Term 2 – Soft Matter, Drug Materials, Large Facilities, and Research Practice
The second term, hosted by the Polytechnic University of Catalonia, deepens and diversifies the students’ expertise. It brings together molecular and soft condensed matter physics, drug materials science, large-scale characterization facilities, stochastic methods, and applied research experience.
The course on Molecular and Soft Condensed Matter introduces the physics and chemistry of disordered and dynamic systems such as liquids, glasses, polymers, liquid crystals, gels, surfactant systems, and biomembranes. Students study entropy, free energy, phase transitions, crystallization, glass transition, viscoelasticity, molecular dynamics, self-assembly, polymer networks, hydrogels, organogels, emulsions, and controlled drug release. This course highlights the importance of soft matter systems in pharmaceutical formulation, biological structure formation, and drug delivery applications.
In Materials Science of Drugs, students focus on crystallography, polymorphism, phase equilibrium, phase transitions, binary systems, thermodynamic potentials, phase diagrams, metastability, instability, solubility, miscibility, nucleation, and spinodal decomposition. These topics are essential for understanding the solid-state behaviour of drug molecules and their relevance to formulation stability and performance.
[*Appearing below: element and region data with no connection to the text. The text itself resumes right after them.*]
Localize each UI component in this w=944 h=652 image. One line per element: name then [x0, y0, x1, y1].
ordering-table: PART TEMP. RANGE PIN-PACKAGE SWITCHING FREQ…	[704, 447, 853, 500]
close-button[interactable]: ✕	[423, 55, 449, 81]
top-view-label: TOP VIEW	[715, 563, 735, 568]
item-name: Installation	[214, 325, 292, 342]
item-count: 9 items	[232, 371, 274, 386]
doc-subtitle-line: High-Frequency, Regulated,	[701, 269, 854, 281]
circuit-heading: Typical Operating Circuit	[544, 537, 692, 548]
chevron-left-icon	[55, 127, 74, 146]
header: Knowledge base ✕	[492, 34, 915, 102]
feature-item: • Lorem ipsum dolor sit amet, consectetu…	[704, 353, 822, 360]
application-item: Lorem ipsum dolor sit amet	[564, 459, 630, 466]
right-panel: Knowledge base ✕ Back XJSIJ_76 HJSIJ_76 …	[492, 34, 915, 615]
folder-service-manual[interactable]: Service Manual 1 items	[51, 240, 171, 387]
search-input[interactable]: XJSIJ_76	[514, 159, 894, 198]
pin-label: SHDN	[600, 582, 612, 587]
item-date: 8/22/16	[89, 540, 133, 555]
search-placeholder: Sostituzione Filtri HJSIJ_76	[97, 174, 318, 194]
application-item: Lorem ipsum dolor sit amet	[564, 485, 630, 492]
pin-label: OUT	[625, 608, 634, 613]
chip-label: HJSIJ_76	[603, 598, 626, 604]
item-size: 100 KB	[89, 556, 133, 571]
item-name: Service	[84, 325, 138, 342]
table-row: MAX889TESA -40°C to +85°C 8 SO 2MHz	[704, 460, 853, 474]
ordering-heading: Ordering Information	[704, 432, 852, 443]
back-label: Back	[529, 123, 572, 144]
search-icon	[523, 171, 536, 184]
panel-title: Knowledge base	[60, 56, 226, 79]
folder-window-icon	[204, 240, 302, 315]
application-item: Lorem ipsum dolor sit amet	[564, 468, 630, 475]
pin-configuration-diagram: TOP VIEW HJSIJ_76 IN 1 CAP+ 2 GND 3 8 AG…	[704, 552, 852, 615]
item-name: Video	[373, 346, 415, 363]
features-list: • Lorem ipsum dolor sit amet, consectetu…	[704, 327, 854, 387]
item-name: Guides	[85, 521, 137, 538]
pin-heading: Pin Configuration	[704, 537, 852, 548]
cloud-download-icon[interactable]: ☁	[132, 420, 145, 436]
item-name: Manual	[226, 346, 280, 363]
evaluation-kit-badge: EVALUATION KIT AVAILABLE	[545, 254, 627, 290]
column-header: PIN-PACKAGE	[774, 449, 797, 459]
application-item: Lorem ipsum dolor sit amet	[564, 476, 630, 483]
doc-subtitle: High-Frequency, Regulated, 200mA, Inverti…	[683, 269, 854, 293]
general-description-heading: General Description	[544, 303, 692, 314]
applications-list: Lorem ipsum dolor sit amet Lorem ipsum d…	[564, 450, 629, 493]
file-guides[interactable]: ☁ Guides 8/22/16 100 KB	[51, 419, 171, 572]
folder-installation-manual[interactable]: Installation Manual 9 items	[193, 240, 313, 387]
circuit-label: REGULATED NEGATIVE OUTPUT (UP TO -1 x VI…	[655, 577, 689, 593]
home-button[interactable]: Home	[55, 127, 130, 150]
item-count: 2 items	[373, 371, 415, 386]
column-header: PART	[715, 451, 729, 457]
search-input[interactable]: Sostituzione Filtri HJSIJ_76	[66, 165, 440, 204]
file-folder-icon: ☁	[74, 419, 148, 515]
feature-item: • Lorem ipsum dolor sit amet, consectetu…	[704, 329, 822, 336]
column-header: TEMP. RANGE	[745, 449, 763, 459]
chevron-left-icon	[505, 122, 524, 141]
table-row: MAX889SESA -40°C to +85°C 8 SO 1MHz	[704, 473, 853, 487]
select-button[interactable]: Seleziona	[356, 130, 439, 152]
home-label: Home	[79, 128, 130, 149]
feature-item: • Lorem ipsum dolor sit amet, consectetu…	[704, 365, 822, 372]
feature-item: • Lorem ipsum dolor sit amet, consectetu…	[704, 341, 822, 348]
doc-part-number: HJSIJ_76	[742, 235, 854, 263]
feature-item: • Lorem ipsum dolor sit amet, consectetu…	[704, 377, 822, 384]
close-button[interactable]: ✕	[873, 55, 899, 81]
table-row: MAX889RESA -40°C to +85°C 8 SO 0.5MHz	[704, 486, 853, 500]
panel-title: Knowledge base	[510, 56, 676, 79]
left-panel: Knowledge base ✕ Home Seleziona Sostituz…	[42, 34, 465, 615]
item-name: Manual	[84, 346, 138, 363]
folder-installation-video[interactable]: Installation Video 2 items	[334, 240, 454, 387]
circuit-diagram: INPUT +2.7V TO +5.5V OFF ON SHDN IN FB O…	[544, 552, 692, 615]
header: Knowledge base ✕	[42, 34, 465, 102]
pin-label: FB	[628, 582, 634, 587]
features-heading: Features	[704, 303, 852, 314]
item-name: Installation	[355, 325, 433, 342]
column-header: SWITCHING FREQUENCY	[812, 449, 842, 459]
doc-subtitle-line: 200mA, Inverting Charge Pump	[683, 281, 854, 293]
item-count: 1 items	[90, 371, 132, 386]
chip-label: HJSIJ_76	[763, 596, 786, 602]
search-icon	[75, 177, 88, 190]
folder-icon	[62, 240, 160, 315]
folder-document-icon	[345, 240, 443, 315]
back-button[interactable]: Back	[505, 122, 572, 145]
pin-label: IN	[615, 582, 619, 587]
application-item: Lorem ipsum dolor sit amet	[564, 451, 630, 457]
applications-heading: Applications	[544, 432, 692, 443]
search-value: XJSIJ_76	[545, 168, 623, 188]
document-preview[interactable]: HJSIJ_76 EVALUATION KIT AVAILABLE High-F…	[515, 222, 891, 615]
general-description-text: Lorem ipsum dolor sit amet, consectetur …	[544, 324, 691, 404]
A distinctive feature of the second term is the course on Large Facilities: Synchrotron and Neutron Sources. Students learn about particle accelerators, X-ray and neutron sources, scattering, diffraction, beamlines, inelastic neutron scattering, X-ray absorption fine structure, synchrotron imaging, and data analysis. This course gives students insight into the powerful research infrastructures used to investigate the structure and dynamics of pharmaceutical and soft matter systems at advanced levels.
The computational component continues with Stochastic Methods for Optimization and Simulation, where students learn Monte Carlo integration, variance reduction, Metropolis sampling, simulated annealing, genetic algorithms, optimal control, Brownian dynamics, Langevin and Fokker–Planck approaches, and quantum Monte Carlo methods. These tools are essential for tackling complex physical, chemical, and pharmaceutical systems where deterministic methods may be insufficient.
The second term also includes a BIOPHAM Short Internship, giving students the opportunity to participate in a research or industrial project in a university, research institute, large facility, or private company. This internship allows students to apply their knowledge in a professional environment, develop autonomy, and experience the research and development settings targeted by the Erasmus Mundus programme.
Students also choose optional courses from a set that includes Complexity in Biological Systems, Biophysical and Materials Science Characterization, and Machine Learning with Neural Networks. These options allow students to tailor their profile toward biophysics, experimental characterization, or advanced artificial intelligence methods. Topics include biological networks, biosignal analysis, self-organization, electrolyte and non-electrolyte solutions, microscopy, spectroscopy, chromatography, nanoparticle characterization, neural networks, convolutional networks, recurrent networks, support vector machines, Boltzmann machines, and deep learning.